I was looking through Mr. Noschese's blog today, and found a very interesting post by him about pseudo-teaching. Him and an associate, John Burk, came up with the explanation for this being the follow: 'Teaching something that looks like a good lesson from the outside, and the students feel like they are learning...but in reality the teaching is flawed and the learning was very minimal'. Mr. Noschese has an example: a teacher at MIT that teaches physics, Professor Lewin. This man loves physics and loves to teach about the wonders of it to his students. However, there was a fatal flaw in his teaching; he was pseudo-teaching and his class wasn't truly learning anything. The professor's lecture class attendance dropped 40% by the end of the semester and 24% of the students were failing. Essentially, he was the one doing the teaching, and noone was learning anything. A physicist named Richard Feyman (Feynman’s Six Easy Pieces from 30 years earlier ended up realizing that there need to be more interaction and hands on learning with the students. The students must be engaged in something to understand it, learn it, and remember it. Mr. Duschene did not have to buy $5,000 worth of equipment to get his students involved though. He got $2 white boards enough for the class to share in small groups, and had his lab assistants set up in different parts of the classrooms with projections to help the students if need be. Now, instead of asking "what will I do in class tomorrow?" it is "what will my students do in class tomorrow?"

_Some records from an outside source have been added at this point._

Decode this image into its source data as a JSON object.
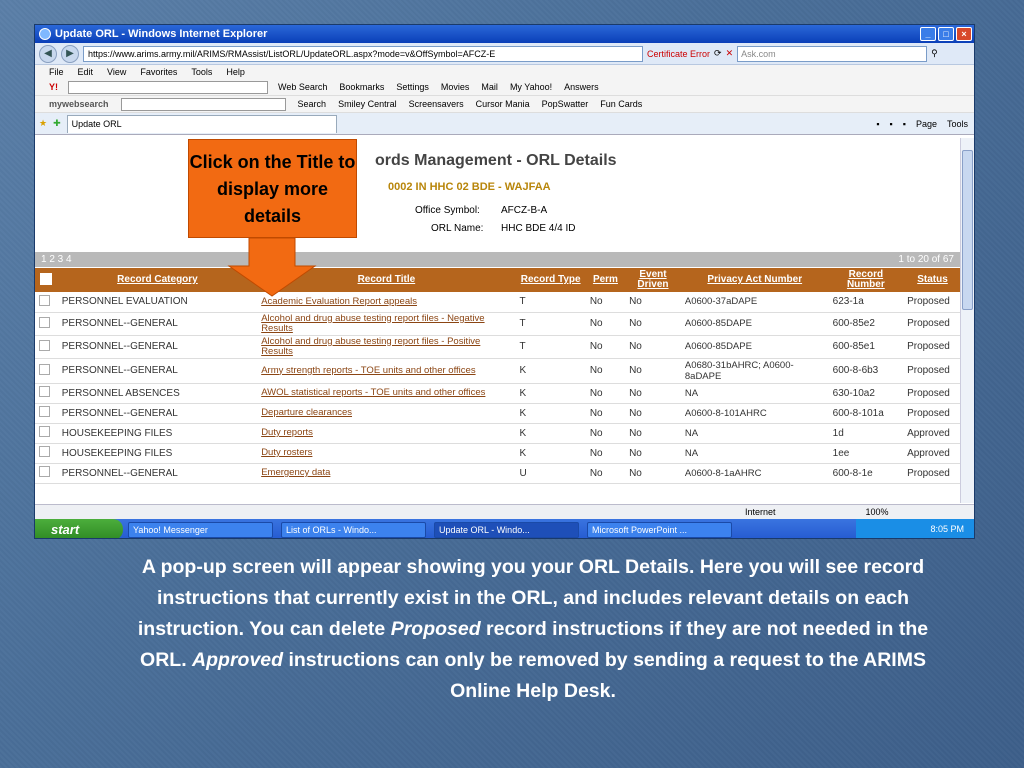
{
  "window": {
    "title": "Update ORL - Windows Internet Explorer"
  },
  "address": {
    "url": "https://www.arims.army.mil/ARIMS/RMAssist/ListORL/UpdateORL.aspx?mode=v&OffSymbol=AFCZ-E",
    "cert": "Certificate Error",
    "search_placeholder": "Ask.com"
  },
  "menu": [
    "File",
    "Edit",
    "View",
    "Favorites",
    "Tools",
    "Help"
  ],
  "yahoo_toolbar": [
    "Web Search",
    "Bookmarks",
    "Settings",
    "Movies",
    "Mail",
    "My Yahoo!",
    "Answers"
  ],
  "mws_toolbar": [
    "mywebsearch",
    "Search",
    "Smiley Central",
    "Screensavers",
    "Cursor Mania",
    "PopSwatter",
    "Fun Cards"
  ],
  "tab": {
    "label": "Update ORL"
  },
  "tab_tools": [
    "Page",
    "Tools"
  ],
  "page": {
    "title": "ords Management - ORL Details",
    "unit": "0002 IN HHC 02 BDE - WAJFAA",
    "office_symbol_label": "Office Symbol:",
    "office_symbol": "AFCZ-B-A",
    "orl_name_label": "ORL Name:",
    "orl_name": "HHC BDE 4/4 ID",
    "pages": "1 2 3 4",
    "count": "1 to 20 of 67"
  },
  "table": {
    "headers": [
      "Record Category",
      "Record Title",
      "Record Type",
      "Perm",
      "Event Driven",
      "Privacy Act Number",
      "Record Number",
      "Status"
    ],
    "rows": [
      [
        "PERSONNEL EVALUATION",
        "Academic Evaluation Report appeals",
        "T",
        "No",
        "No",
        "A0600-37aDAPE",
        "623-1a",
        "Proposed"
      ],
      [
        "PERSONNEL--GENERAL",
        "Alcohol and drug abuse testing report files - Negative Results",
        "T",
        "No",
        "No",
        "A0600-85DAPE",
        "600-85e2",
        "Proposed"
      ],
      [
        "PERSONNEL--GENERAL",
        "Alcohol and drug abuse testing report files - Positive Results",
        "T",
        "No",
        "No",
        "A0600-85DAPE",
        "600-85e1",
        "Proposed"
      ],
      [
        "PERSONNEL--GENERAL",
        "Army strength reports - TOE units and other offices",
        "K",
        "No",
        "No",
        "A0680-31bAHRC; A0600-8aDAPE",
        "600-8-6b3",
        "Proposed"
      ],
      [
        "PERSONNEL ABSENCES",
        "AWOL statistical reports - TOE units and other offices",
        "K",
        "No",
        "No",
        "NA",
        "630-10a2",
        "Proposed"
      ],
      [
        "PERSONNEL--GENERAL",
        "Departure clearances",
        "K",
        "No",
        "No",
        "A0600-8-101AHRC",
        "600-8-101a",
        "Proposed"
      ],
      [
        "HOUSEKEEPING FILES",
        "Duty reports",
        "K",
        "No",
        "No",
        "NA",
        "1d",
        "Approved"
      ],
      [
        "HOUSEKEEPING FILES",
        "Duty rosters",
        "K",
        "No",
        "No",
        "NA",
        "1ee",
        "Approved"
      ],
      [
        "PERSONNEL--GENERAL",
        "Emergency data",
        "U",
        "No",
        "No",
        "A0600-8-1aAHRC",
        "600-8-1e",
        "Proposed"
      ]
    ]
  },
  "statusbar": {
    "zone": "Internet",
    "zoom": "100%"
  },
  "taskbar": {
    "start": "start",
    "tasks": [
      "Yahoo! Messenger",
      "List of ORLs - Windo...",
      "Update ORL - Windo...",
      "Microsoft PowerPoint ..."
    ],
    "clock": "8:05 PM"
  },
  "callout": "Click on the Title to display more details",
  "caption": {
    "p1": "A pop-up screen will appear showing you your ORL Details.  Here you will see record instructions that currently exist in the ORL, and includes relevant details on each instruction. You can delete ",
    "em1": "Proposed",
    "p2": " record instructions if they are not needed in the ORL. ",
    "em2": "Approved",
    "p3": " instructions can only be removed by sending a request to the ARIMS Online Help Desk."
  }
}
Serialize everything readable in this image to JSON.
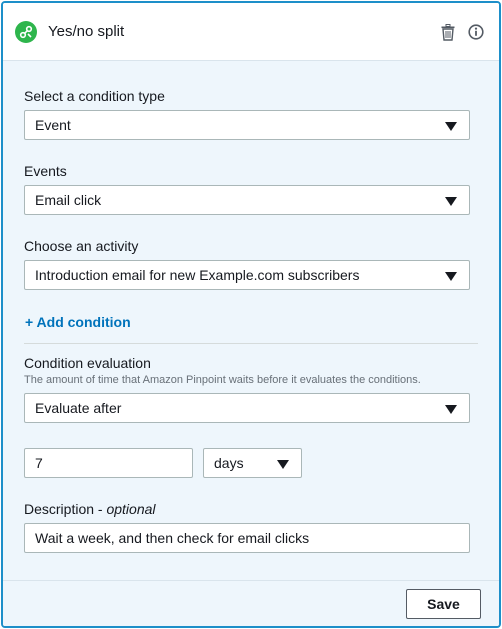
{
  "header": {
    "title": "Yes/no split",
    "node_icon": "yes-no-split-icon",
    "delete_icon": "trash-icon",
    "info_icon": "info-icon"
  },
  "condition_type": {
    "label": "Select a condition type",
    "value": "Event"
  },
  "events": {
    "label": "Events",
    "value": "Email click"
  },
  "activity": {
    "label": "Choose an activity",
    "value": "Introduction email for new Example.com subscribers"
  },
  "add_condition": {
    "label": "+ Add condition"
  },
  "evaluation": {
    "label": "Condition evaluation",
    "hint": "The amount of time that Amazon Pinpoint waits before it evaluates the conditions.",
    "value": "Evaluate after",
    "amount": "7",
    "unit": "days"
  },
  "description": {
    "label": "Description - ",
    "optional": "optional",
    "value": "Wait a week, and then check for email clicks"
  },
  "footer": {
    "save_label": "Save"
  },
  "colors": {
    "accent": "#1d8fc9",
    "node_green": "#2eb54c",
    "link": "#0073bb",
    "panel_bg": "#eef6fc"
  }
}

I think, however, that there isn’t any solution to this problem of education other than to realize that the best teaching can be done only when there is a direct individual relationship between a student and a good teacher—a situation in which the student discusses the ideas, thinks about the things, and talks about the things. It’s impossible to learn very much by simply sitting in a lecture, or even by simply doing problems that are assigned. But in our modem times we have so many students to teach that we have to try to find some substitute for the ideal. Perhaps my lectures can make some contribution. Perhaps in some small place where there are individual teachers and students, they may get some inspiration or some ideas from the lectures. Perhaps they will have fun thinking them through—or going on to develop some of the ideas further.
RICHARD P. FEYNMAN
June 1963











My response: Pseudo-teaching can be dangerous for students, but easy for teachers when they are short on time or want to get a lesson done with. As a soon-to-be teacher, hands-on is very important to me. Some students learn by visual, while others learn by engaging in something using the tools provided for them, as you did with whiteboards. I like the idea of putting students in groups and letting work together, and also with the help of the assistants if needed. Hopefully pseudo-teaching isn't always what teachers turn to.

1 comment:

  1. Your post is a little "messy" and hard to follow. It is YOUR post, though, so you may dress it up however you'd like! It may be in your best interest, however, to look back over your post before publishing it to consider if the audience will enjoy and will be able to read it. Otherwise, good job!